Amongst much drama and ado, Hannah has returned to her mage school alma mater. On the surface, it’s a chance to get in touch with old friends and reminisce about the good old days. In truth, Hannah has plans to free her father, who’s been imprisoned by the school’s council of mages for an attempted coup of the school. This issue sees the results of keeping too many secrets from her friends. Dee’s brother Senoah has leveled many accusations against Hannah, most of which seem centered on her own expulsion from the college of magic.
For her part, Hannah remains every bit the rebel. She chafes at the concern shown by her friends, Betty, Dee, and Violet, over the questions Senoah’s accusations raise. As in most things, the best lies contain just enough truth to lock in believability. So the next question raised over the whole thing is, why would Senoah lie about the whole thing to begin with? When push comes to shove, the Rat Queens are committed to each other, no matter what… but that ideal is tested when one of their number seems determined to shove them all away.
The Rat Queens are unique in their simultaneous adherence to, and thumbing the nose at, the conventions of fantasy fiction and role playing games. According to the writer and creator, Wiebe, the whole idea was written as an homage to his younger days playing Dungeons and Dragons. The fact that his foul-mouthed, prone to violence and thievery, group of heroines has received both critical praise and success in publication is another indicator of what I’ve known for a couple years now:
It’s the Age of the Geek.
So, who are the Rat Queens? As featured in this issue, we’ve got Hannah, the angst ridden punk rock elven mage, born of necromancers and having demonic connections. Next is Betty, a Halfling thief who’s just as happy to steal a pouch and find it full of magic ‘shrooms instead of gold coins. The dwarven warrior Violet, who as a young dwarfling committed the penultimate sin of shaving her beard, way before it became cool and hip to do so (sidenote: Vi’s recently started letting it grow in again… when she found out that “everyone was doing it”, shaving just didn’t seem all that rebellious anymore). Last but not least is quite possibly the most interesting member of the group. Delilah, Dee to her friends, is of all things an atheistic cleric. Her magic is powered by her belief, like all clerics, but her belief isn’t so much in any theological entity or power, but in her belief in herself as a powerful and authoritative woman. Well, most of her power, anyway… She has discovered a pretty iron clad belief in the god worshipped by her people, after coming face to face with his many tentacled, C’thulu-esque aspect in previous issues.

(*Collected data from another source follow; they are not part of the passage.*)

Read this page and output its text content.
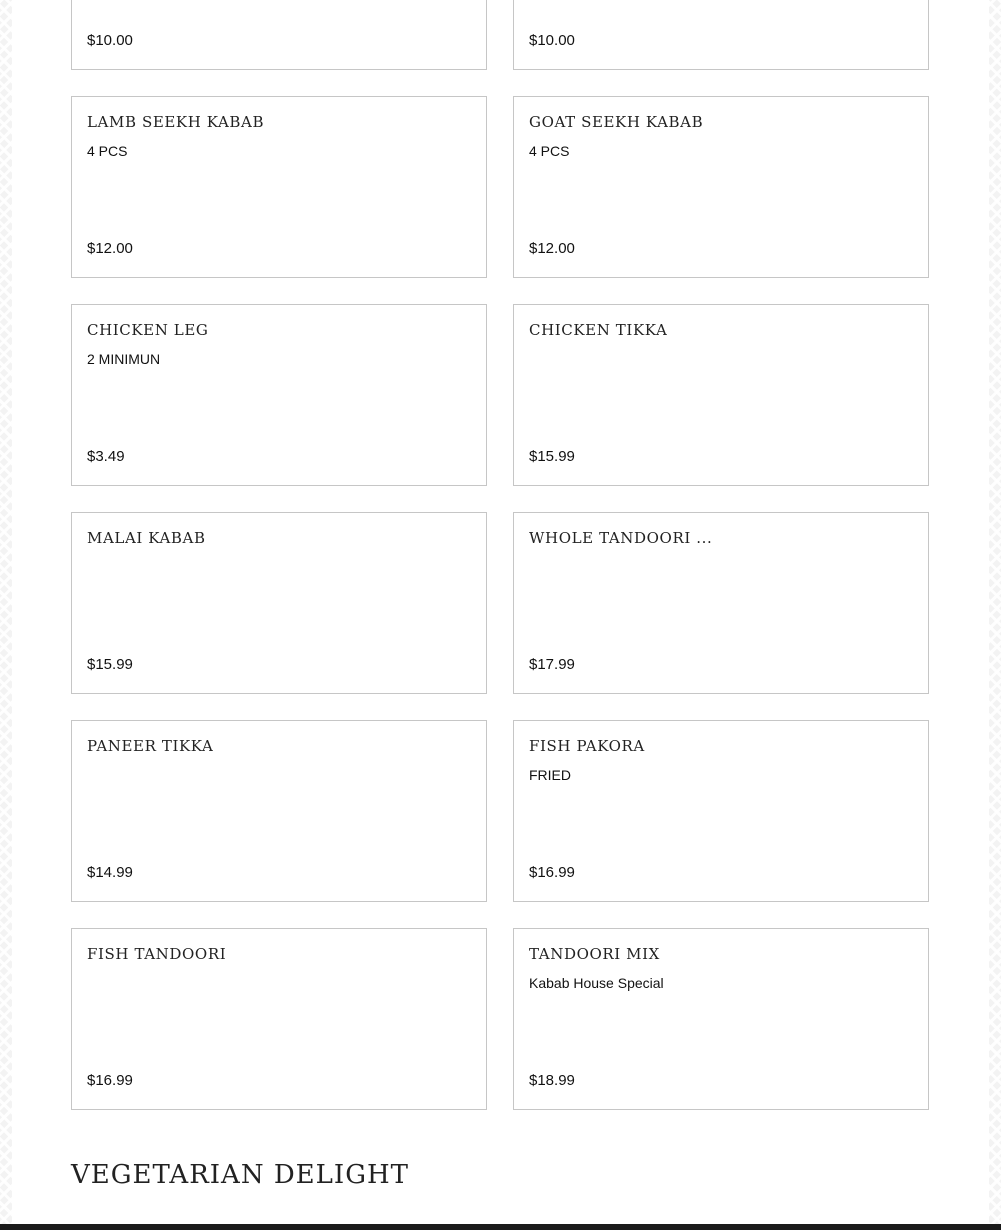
$10.00	$10.00
LAMB SEEKH KABAB
4 PCS
$12.00
GOAT SEEKH KABAB
4 PCS
$12.00
CHICKEN LEG
2 MINIMUN
$3.49
CHICKEN TIKKA
$15.99
MALAI KABAB
$15.99
WHOLE TANDOORI ...
$17.99
PANEER TIKKA
$14.99
FISH PAKORA
FRIED
$16.99
FISH TANDOORI
$16.99
TANDOORI MIX
Kabab House Special
$18.99
VEGETARIAN DELIGHT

Written with a great “ear” for tongue in cheek dialogue, Kurtis Wiebe has created a great little mini-universe inside of the established and oft-imitated world of D&D. I don’t think anyone would ever accuse the Rat Queens of excessive heroics, but there’s no doubt that as a team of adventurers plagued by authority issues, these ladies have done the implausible… With solid writing and a pedigree of outstanding artists (including one of my personal favorites Stjepan Sejic, who you should be checking out on Switch, as well as his original Death Vigil), the Queens have made a wide spread critical hit out of a book that should by all rights have had a pretty specific niche audience.